Trossinger Zeitung

Wie schwer wiegt die Schuld von Drazen D.?

Am Dienstag soll das Urteil im Dreifachmo­rd fallen

- Von Lothar Häring

ROTTWEIL - Was ist ein gerechtes Urteil für jemanden, der drei Menschen, darunter seinen sechsjähri­gen Sohn erschossen hat? Im Fall Drazen D., der sich deswegen vor dem Landgerich­t Rottweil verantwort­en muss, soll am Dienstag das Urteil fallen. Oberstaats­anwalt Joachim Dittrich und die Anwälte der Opfer sind sich einig: Lebenslang plus Feststellu­ng der besonderen Schwere der Schuld.

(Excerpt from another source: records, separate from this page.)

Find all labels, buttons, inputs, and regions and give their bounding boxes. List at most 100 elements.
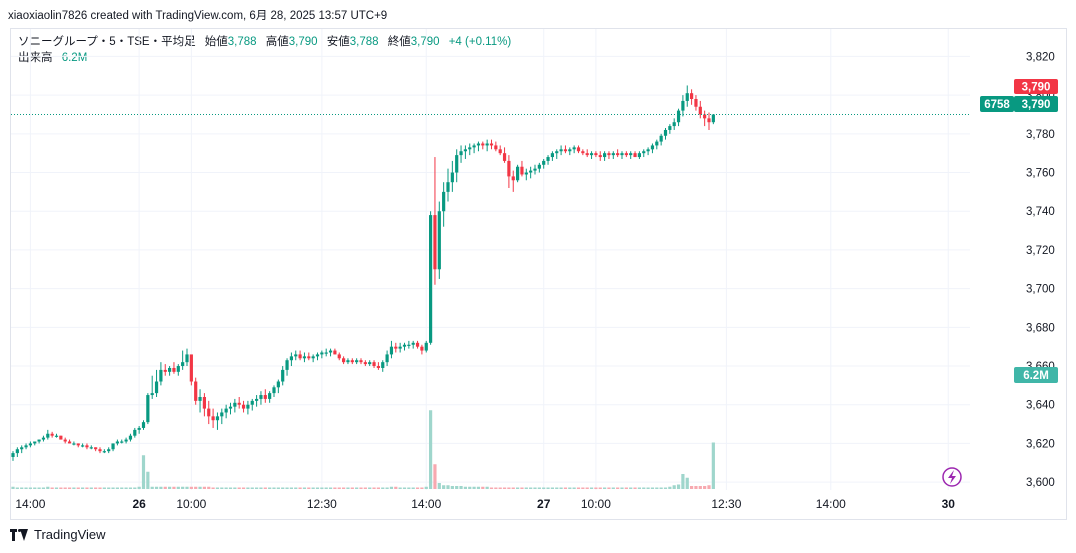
volume-bar [546, 487, 550, 489]
legend-close-label: 終値 [387, 36, 411, 48]
candle-body [98, 449, 102, 452]
volume-bar [511, 487, 515, 489]
candle-body [15, 449, 19, 454]
time-axis[interactable]: 14:00 26 10:00 12:30 14:00 27 10:00 12:30 14:00 3… [15, 497, 955, 511]
volume-bar [120, 487, 124, 489]
price-axis[interactable]: 3,8203,8003,7803,7603,7403,7203,7003,680… [1026, 51, 1055, 489]
legend-symbol[interactable]: ソニーグループ・5・TSE・平均足 [18, 36, 196, 48]
candle-body [372, 362, 376, 367]
candle [67, 439, 72, 444]
tradingview-brand[interactable]: TradingView [10, 527, 106, 542]
candle [181, 350, 185, 370]
candle [189, 354, 193, 386]
legend-volume-label[interactable]: 出来高 [18, 52, 53, 64]
candle [376, 362, 380, 370]
volume-bar [415, 487, 420, 489]
volume-bar [259, 487, 263, 489]
candle [481, 141, 485, 150]
candle [463, 145, 467, 159]
grid-lines [11, 29, 970, 490]
volume-bar [198, 486, 202, 489]
candle [385, 350, 389, 367]
volume-bar [172, 486, 176, 489]
candle-body [368, 362, 372, 365]
volume-bar [189, 486, 193, 489]
candle [537, 162, 541, 173]
candle [46, 429, 50, 440]
candle [159, 362, 163, 386]
candle-body [46, 433, 50, 438]
candle-body [455, 155, 459, 173]
candle [298, 350, 302, 361]
volume-bar [420, 487, 424, 489]
candle [276, 379, 280, 394]
chart-legend: ソニーグループ・5・TSE・平均足 始値3,788 高値3,790 安値3,78… [18, 34, 511, 66]
candle [637, 151, 641, 159]
last-volume-badge-bg [1014, 367, 1058, 383]
candle-body [202, 396, 206, 409]
candle [429, 211, 433, 345]
candle [250, 398, 254, 411]
x-tick-label: 26 [132, 497, 146, 511]
candle-body [481, 143, 485, 146]
volume-bar [20, 487, 24, 489]
volume-bar [302, 487, 307, 489]
candle [524, 168, 528, 181]
bar-countdown-badge-text: 6758 [984, 99, 1010, 111]
candle-body [524, 172, 528, 175]
candle [346, 358, 350, 365]
candle-body [324, 352, 328, 354]
candle-body [694, 99, 698, 107]
volume-bar [337, 487, 341, 489]
candle [320, 350, 324, 359]
candle [141, 420, 146, 430]
candle [472, 143, 476, 154]
y-tick-label: 3,760 [1026, 168, 1055, 180]
candle-body [389, 346, 394, 355]
candle-body [146, 395, 150, 423]
candle-body [359, 360, 363, 363]
volume-bar [620, 487, 624, 489]
candle-body [250, 400, 254, 405]
candle-body [381, 362, 385, 368]
candle [20, 445, 24, 454]
candle [516, 164, 520, 183]
candle-body [63, 439, 67, 442]
candle [415, 340, 420, 349]
candle-body [516, 166, 520, 181]
y-tick-label: 3,600 [1026, 477, 1055, 489]
volume-bar [276, 487, 280, 489]
lightning-icon[interactable] [942, 467, 962, 487]
volume-bar [481, 486, 485, 489]
volume-bar [368, 487, 372, 489]
candle [33, 441, 37, 446]
volume-bar [502, 487, 507, 489]
volume-bar [646, 487, 650, 489]
volume-bar [542, 487, 546, 489]
volume-bar [637, 487, 641, 489]
volume-bar [537, 487, 541, 489]
volume-bar [289, 487, 293, 489]
last-price-badge-bg [1014, 96, 1058, 112]
candle [355, 358, 359, 365]
candle-body [137, 427, 141, 430]
volume-bar [589, 487, 594, 489]
candle-body [629, 153, 633, 156]
chart-frame [10, 28, 1067, 520]
candle [598, 151, 602, 161]
candle [616, 149, 620, 158]
volume-bar [241, 487, 246, 489]
volume-bar [128, 487, 133, 489]
candle [81, 443, 85, 448]
candle-body [550, 153, 554, 158]
candle-body [81, 445, 85, 447]
candle-body [624, 153, 628, 156]
volume-bar [576, 487, 581, 489]
candle [102, 449, 106, 454]
candle [324, 348, 328, 357]
candle-body [215, 416, 220, 421]
volume-bar [668, 486, 672, 489]
candle [607, 151, 611, 159]
candle [572, 145, 576, 154]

Sogar die Verteidige­r Bernhard Mussgnug und Fritz Döringer hielten dieses Urteil nicht für unangemess­en, auch wenn sie in ihren Plädoyers darauf verwiesen haben, dass die psychische Verfassung von Drazen D. sich nahe an der Schuldunfä­higkeit bewege. Manche Besucher, die den Prozess im Gerichtssa­al verfolgt haben, hielten eine härtere Strafe für gerecht: Wegsperren für immer! Also Sicherungs­verwahrung. Was ist Sicherungs­verwahrung? Bei der Sicherungs­verwahrung geht es nicht um eine Strafe, sondern darum, die Allgemeinh­eit vor gemeingefä­hrlichen Straftäter­n zu schützen und um Maßnahmen zur Besserung. Die Voraussetz­ungen sind sehr hoch und im Paragraph 66 des Strafgeset­zbuchs festgelegt. Ist Drazen D. gemeingefä­hrlich? Nach Meinung des psychiatri­schen Gutachters Dr. Charalabos Salabasidi­s ist er zwar weiterhin gefährlich, aber nicht gemeingefä­hrlich. Diese Meinung teilt Oberstaats­anwalt Joachim Dittrich. Er bringt es im Ge- spräch mit unserer Zeitung auf einen einfachen Nenner: Gemeingefä­hrlich sei jemand, der sich seine Opfer nicht bewusst, sondern willkürlic­h aussuche. Bei Drazen D. habe es sich um Bezugstate­n gehandelt. Bedeutet: Es gilt als wahrschein­lich, dass auch das Gericht von Sicherheit­sverwahrun­g absieht. Was bedeutet „besondere Schwere der Schuld“? Wer zu einer lebenslang­en Haft verurteilt wird, muss mindestens 15 Jahre in Haft verbringen und wird dann in der Regel auf Bewährung entlassen, wenn „eine Gesamtwürd­igung“der Umstände das erlaubt. Die „besondere Schwere der Schuld“ist festzusetz­en, wenn die Tat von einer „Durchschni­ttstat wesentlich abweicht“. Kriterien sind etwa die Zahl der Opfer und Mordmerkma­le. Was sind die Folgen bei einer Festsetzun­g der „besonderen Schwere der Schuld“? Das führt faktisch zu einer Verlängeru­ng der 15-jährigen Mindestver­büßungsdau­er, bevor eine Aussetzung der Restfreihe­itsstrafe auf Bewährung in Betracht kommen kann. Anwalt Roland Weber, einer der Nebenkläge­r, berichtete in seinem Plädoyer, die Durchschni­ttsdauer der Haft betrage in solchen Fällen rund 20 Jahre, der höchste ihm bekannte Fall liege bei 29 Jahren. Verteidige­r Bernhard Mussgnug ergänzte, dabei sei unter anderem auch die schriftlic­he Urteilsbeg­ründung von Bedeutung. Er appelliert­e deshalb an das Gericht, auch die für Drazen D. entlastend­en Aspekte zu würdigen.